WASHINGTON: The euro moved higher against the dollar on Tuesday (Jan 19), two days before the European Central Bank meets to review the struggling European economy.
“The ECB isn’t expected to make any changes this time,” said Joe Manimbo, a market analyst at Western Union Business Solutions.
“But it could signal a wide-open door to easier action given oil’s massive plunge from above US$40 when the bank last met in early December to below US$30, a move the puts downward pressure on already feeble inflation.”
The pound fell to a nearly seven-year low against the dollar, hitting US$1.4166, after Bank of England governor Mark Carney said it was too early to lift Britain’s record-low interest rate. Carney cited weak global growth and low inflation for maintaining the status quo.
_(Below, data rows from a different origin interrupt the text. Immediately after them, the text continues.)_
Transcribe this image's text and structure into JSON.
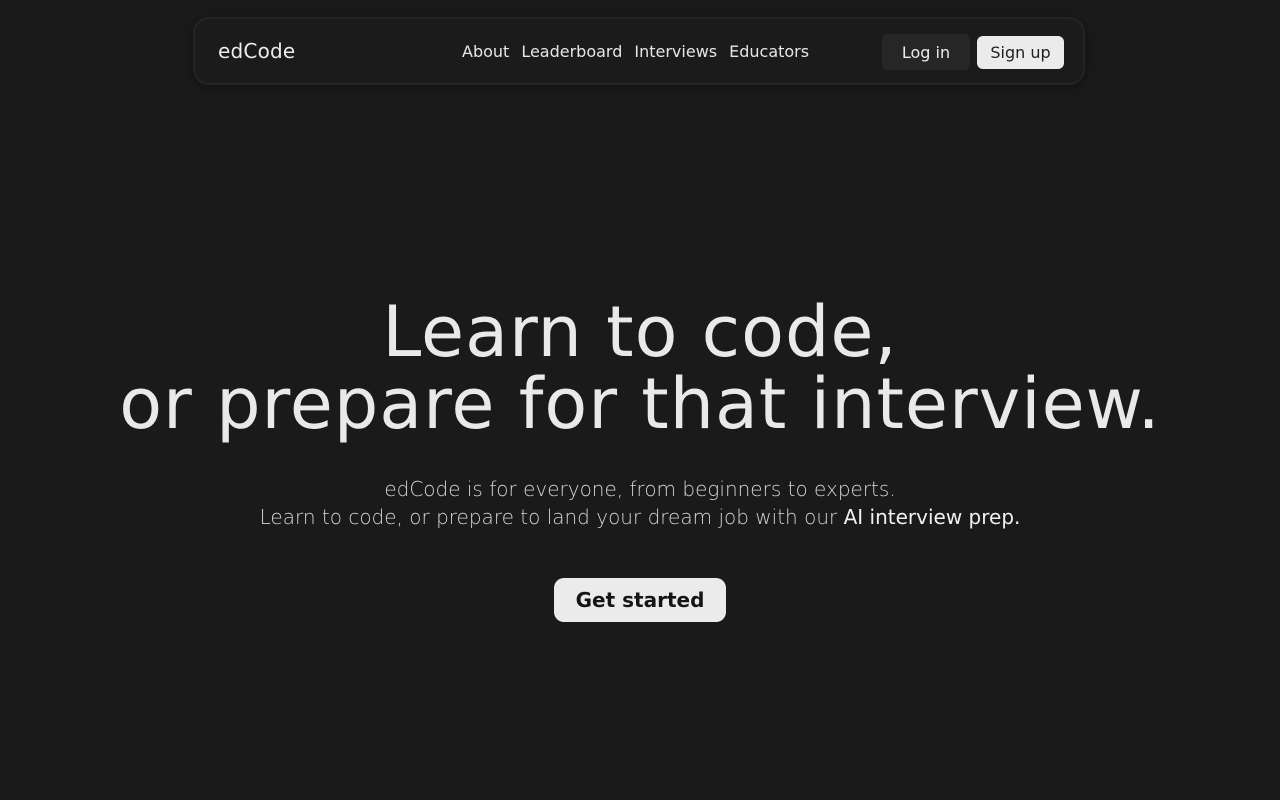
{
  "nav": {
    "brand": "edCode",
    "links": [
      {
        "label": "About"
      },
      {
        "label": "Leaderboard"
      },
      {
        "label": "Interviews"
      },
      {
        "label": "Educators"
      }
    ],
    "login_label": "Log in",
    "signup_label": "Sign up"
  },
  "hero": {
    "title_line1": "Learn to code,",
    "title_line2": "or prepare for that interview.",
    "subtitle_line1": "edCode is for everyone, from beginners to experts.",
    "subtitle_line2_prefix": "Learn to code, or prepare to land your dream job with our ",
    "subtitle_line2_highlight": "AI interview prep.",
    "cta_label": "Get started"
  },
  "colors": {
    "background": "#1a1a1a",
    "text": "#e9e9e9",
    "button_light": "#ebebeb",
    "button_dark": "#262626"
  }
}
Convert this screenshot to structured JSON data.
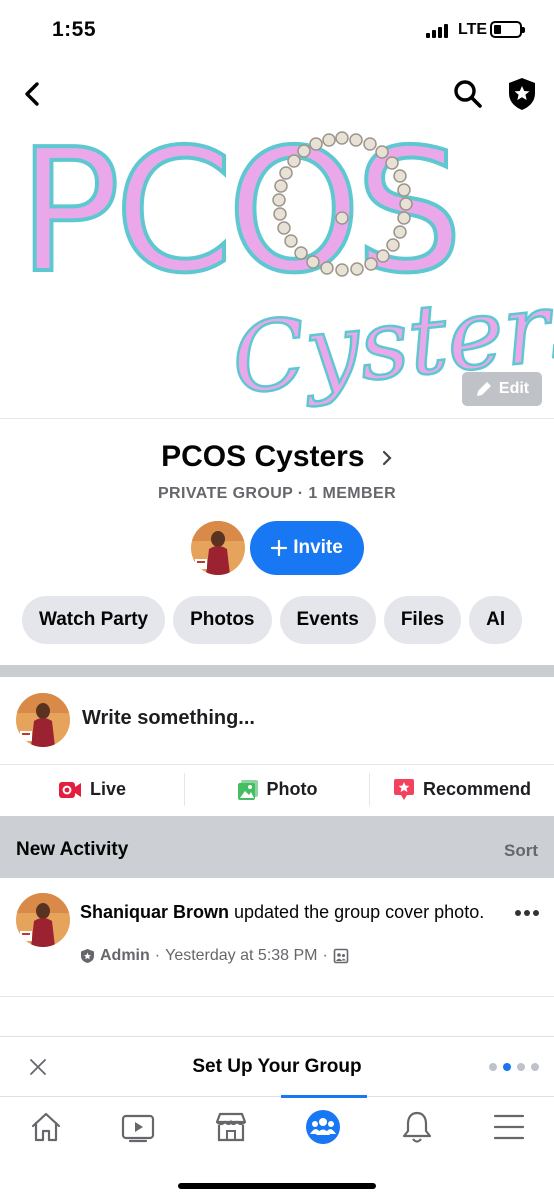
{
  "status": {
    "time": "1:55",
    "network": "LTE"
  },
  "cover": {
    "logo_text": "PCOS",
    "logo_script": "Cysters",
    "edit_label": "Edit"
  },
  "group": {
    "name": "PCOS Cysters",
    "meta": "PRIVATE GROUP · 1 MEMBER",
    "invite_label": "Invite"
  },
  "tabs": [
    {
      "label": "Watch Party"
    },
    {
      "label": "Photos"
    },
    {
      "label": "Events"
    },
    {
      "label": "Files"
    },
    {
      "label": "Al"
    }
  ],
  "composer": {
    "placeholder": "Write something..."
  },
  "actions": {
    "live": "Live",
    "photo": "Photo",
    "recommend": "Recommend"
  },
  "activity": {
    "title": "New Activity",
    "sort": "Sort"
  },
  "post": {
    "author": "Shaniquar Brown",
    "action_text": " updated the group cover photo.",
    "role": "Admin",
    "time": "Yesterday at 5:38 PM"
  },
  "setup": {
    "title": "Set Up Your Group"
  },
  "colors": {
    "accent": "#1877f2",
    "logo_pink": "#eaa8ea",
    "logo_teal": "#5ec8d0",
    "live_red": "#e41e3f",
    "photo_green": "#45bd62",
    "recommend_red": "#f3425f"
  },
  "icons": {
    "back": "chevron-left-icon",
    "search": "search-icon",
    "shield": "admin-shield-icon",
    "home": "home-icon",
    "watch": "video-icon",
    "marketplace": "marketplace-icon",
    "groups": "groups-icon",
    "notifications": "bell-icon",
    "menu": "menu-icon"
  }
}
“This is clearly a dovish speech by the governor and it can only fuel belief that the Bank of England will not be raising interest rates before late 2016 and could delay acting until 2017,” said Howard Archer at IHS Global Insight.
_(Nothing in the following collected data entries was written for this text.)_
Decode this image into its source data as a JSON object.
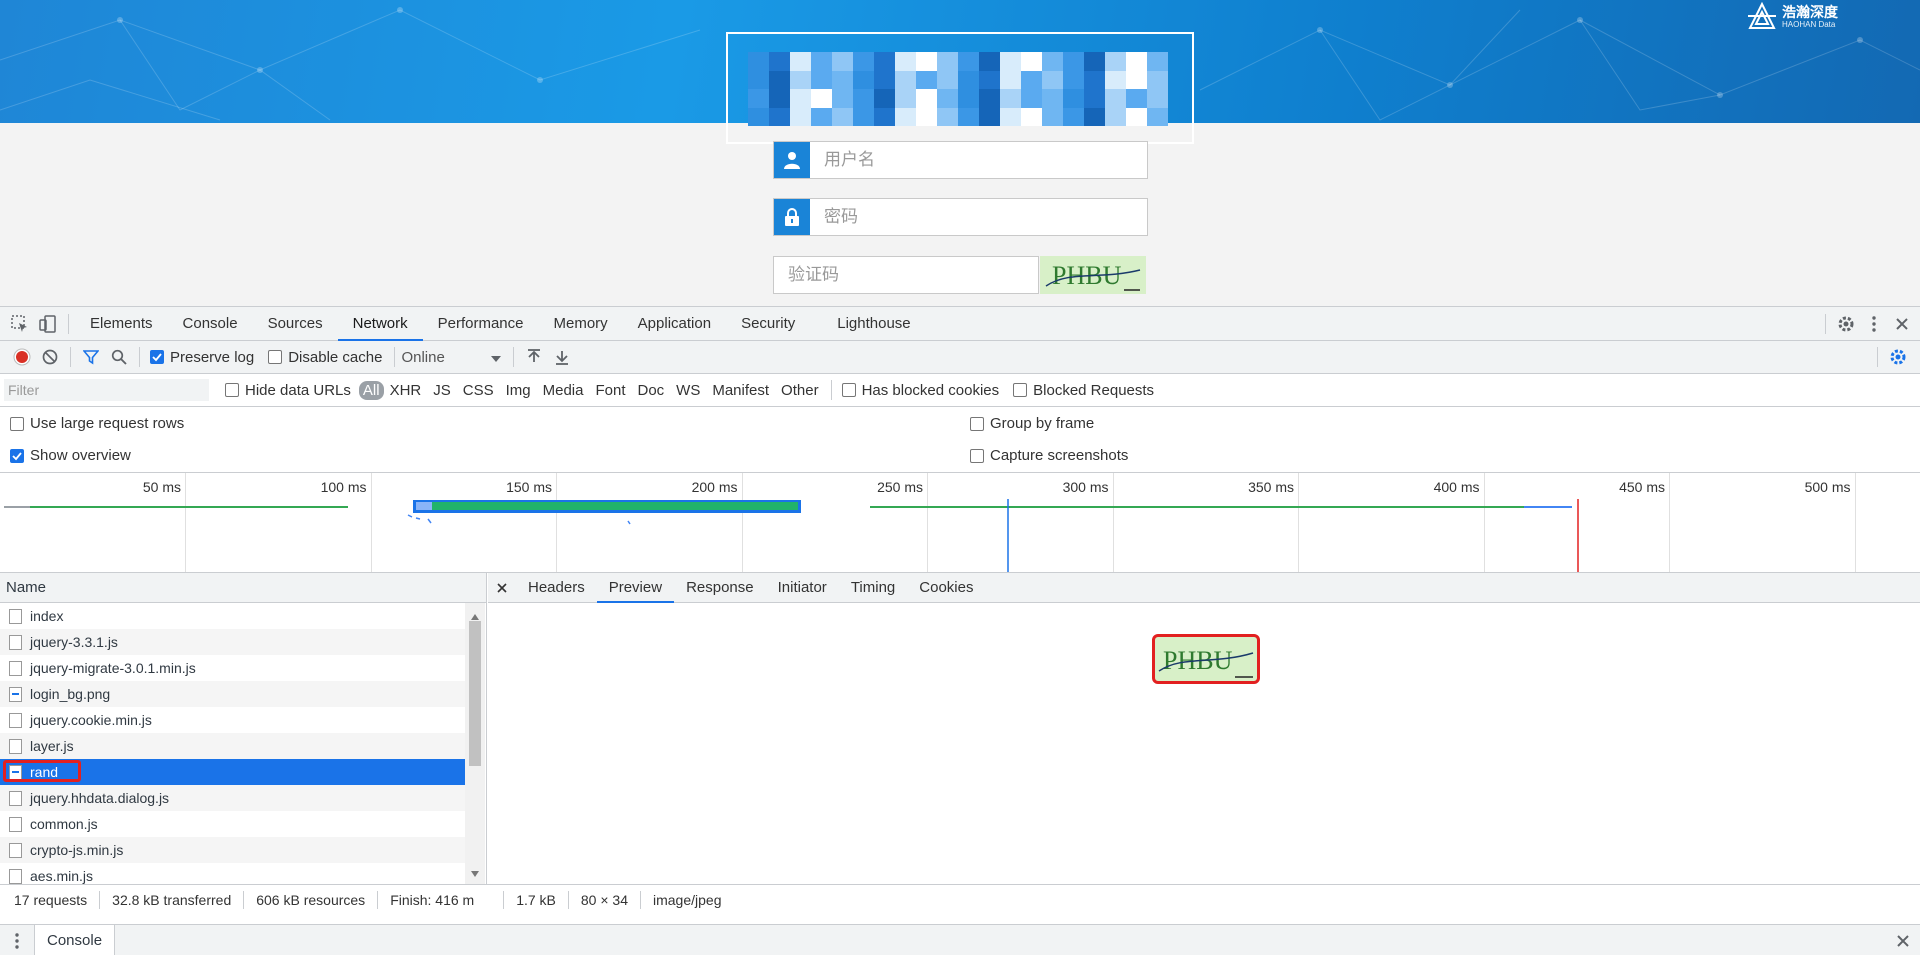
{
  "site": {
    "brand_cn": "浩瀚深度",
    "brand_en": "HAOHAN Data",
    "username_placeholder": "用户名",
    "password_placeholder": "密码",
    "captcha_placeholder": "验证码",
    "captcha_text": "PHBU"
  },
  "devtools": {
    "tabs": [
      "Elements",
      "Console",
      "Sources",
      "Network",
      "Performance",
      "Memory",
      "Application",
      "Security",
      "Lighthouse"
    ],
    "active_tab": "Network",
    "toolbar": {
      "preserve_log": "Preserve log",
      "disable_cache": "Disable cache",
      "throttle": "Online"
    },
    "filter": {
      "placeholder": "Filter",
      "hide_data_urls": "Hide data URLs",
      "types": [
        "All",
        "XHR",
        "JS",
        "CSS",
        "Img",
        "Media",
        "Font",
        "Doc",
        "WS",
        "Manifest",
        "Other"
      ],
      "has_blocked_cookies": "Has blocked cookies",
      "blocked_requests": "Blocked Requests"
    },
    "options": {
      "large_rows": "Use large request rows",
      "show_overview": "Show overview",
      "group_by_frame": "Group by frame",
      "capture_screenshots": "Capture screenshots"
    },
    "overview_ticks": [
      "50 ms",
      "100 ms",
      "150 ms",
      "200 ms",
      "250 ms",
      "300 ms",
      "350 ms",
      "400 ms",
      "450 ms",
      "500 ms"
    ],
    "requests": {
      "header": "Name",
      "rows": [
        "index",
        "jquery-3.3.1.js",
        "jquery-migrate-3.0.1.min.js",
        "login_bg.png",
        "jquery.cookie.min.js",
        "layer.js",
        "rand",
        "jquery.hhdata.dialog.js",
        "common.js",
        "crypto-js.min.js",
        "aes.min.js"
      ],
      "selected": "rand"
    },
    "detail_tabs": [
      "Headers",
      "Preview",
      "Response",
      "Initiator",
      "Timing",
      "Cookies"
    ],
    "detail_active": "Preview",
    "status": {
      "requests": "17 requests",
      "transferred": "32.8 kB transferred",
      "resources": "606 kB resources",
      "finish": "Finish: 416 m",
      "size": "1.7 kB",
      "dimensions": "80 × 34",
      "mime": "image/jpeg"
    },
    "drawer": {
      "tab": "Console"
    }
  },
  "colors": {
    "accent": "#1a73e8",
    "banner": "#1a8ad9",
    "highlight": "#e22020",
    "field_icon_bg": "#1a84d7"
  }
}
The Canadian dollar continued to fall against the greenback as well, hitting CAN$1.4587 per US dollar. Kathy Lien said that poses a challenge to the Bank of Canada as it meets on Wednesday.
“Based on oil trends and recent economic reports, we believe the economy needs a 25 basis point rate cut,” she said. “However, the Canadian dollar is falling too far too fast and that could deter the central bank from lowering rates and risking an even deeper slide in the currency.”